When Did House Prices Get Out of Hand?
By Arnold Kling
One of the talking points among those who deny that Freddie and Fannie played a large role in the housing bubble is that the agencies lost market share in 2003 and 2004, and that is when house prices took off. Some actual data on house prices might offer perspective.
The agency that regulates Freddie and Fannie maintains an index of house prices that is available for download. Using the seasonally-adjusted quarterly data, here are some values:
2002, Q4: 165.47
2004, Q4: 194.47
2006, Q4: 219.96
2007, Q2 (the peak): 224.02
2010, Q1 (the low point): 191.35
2010, Q2 (the latest data point): 196.38
From the end of 2002 to the end of 2004 (the period when Freddie and Fannie were losing market share), prices went up 17.5 percent. Over the next two years, as Freddie and Fannie got back into the market, prices only went up 13.1 percent.

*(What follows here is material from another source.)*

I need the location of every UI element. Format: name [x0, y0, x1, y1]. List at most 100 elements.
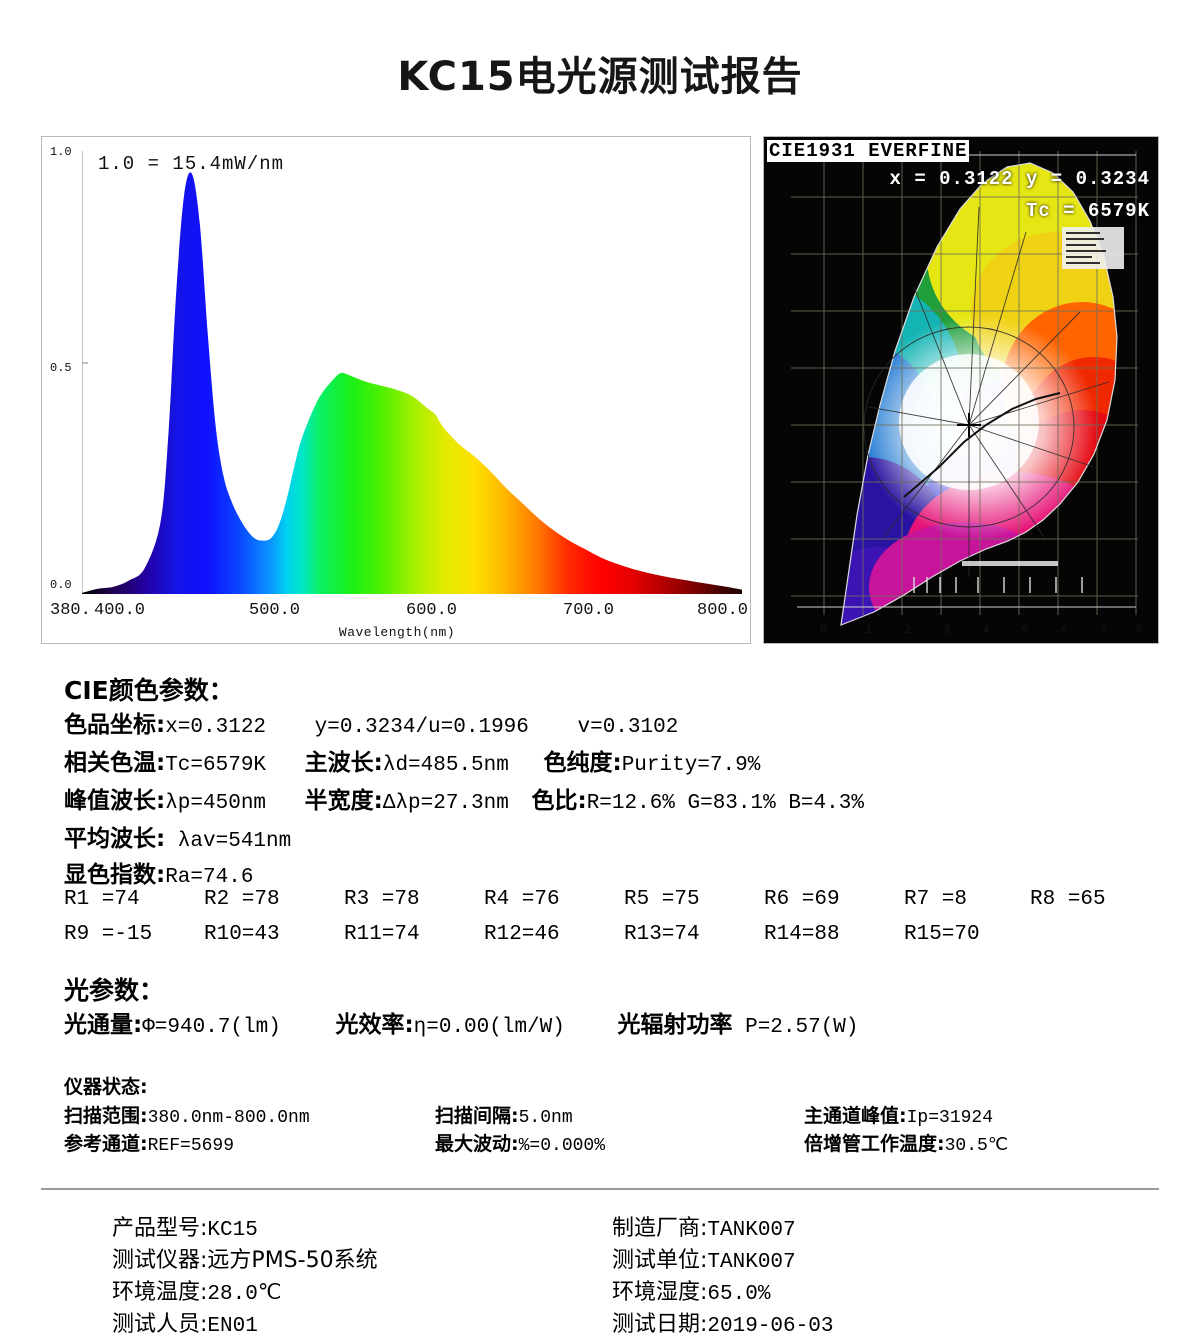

So, was 2003 and 2004 a period when the bubble really took off? At what point did the level of house prices reach unsustainable levels?
If house prices hit bottom earlier this year (admittedly, that is a big if), then the house price index at the end of 2004 was at reasonable levels. The real bubble took off from 2005 through the middle of 2007.
To put this another way, if you stopped lending in 2004, there is a good chance that your borrowers have some equity in their homes–on average, they have retained their down payment plus whatever principal has been paid down on their mortgages. Defaults from loans made before 2005 ought to be much lower than default rates on loans made afterward (and in fact the analysis of loan defaults strongly supports this).
In hindsight, Freddie and Fannie chose the worst possible time to jump back into the market. In hindsight, the rise in house prices in 2003 and 2004 was not a bubble–buying a house in January of 2003 would have given you a capital gain, not a capital loss.
Even setting aside the contentious issue of Freddie and Fannie, I think it helps to have this perspective on house prices. People who write as if the entire run-up in house prices from the late 1990’s through 2007 was a bubble are being misleading, unless they want to argue that the worst is yet to come in the housing market. If the worst is over, then house prices did not get out of hand until some time after 2004.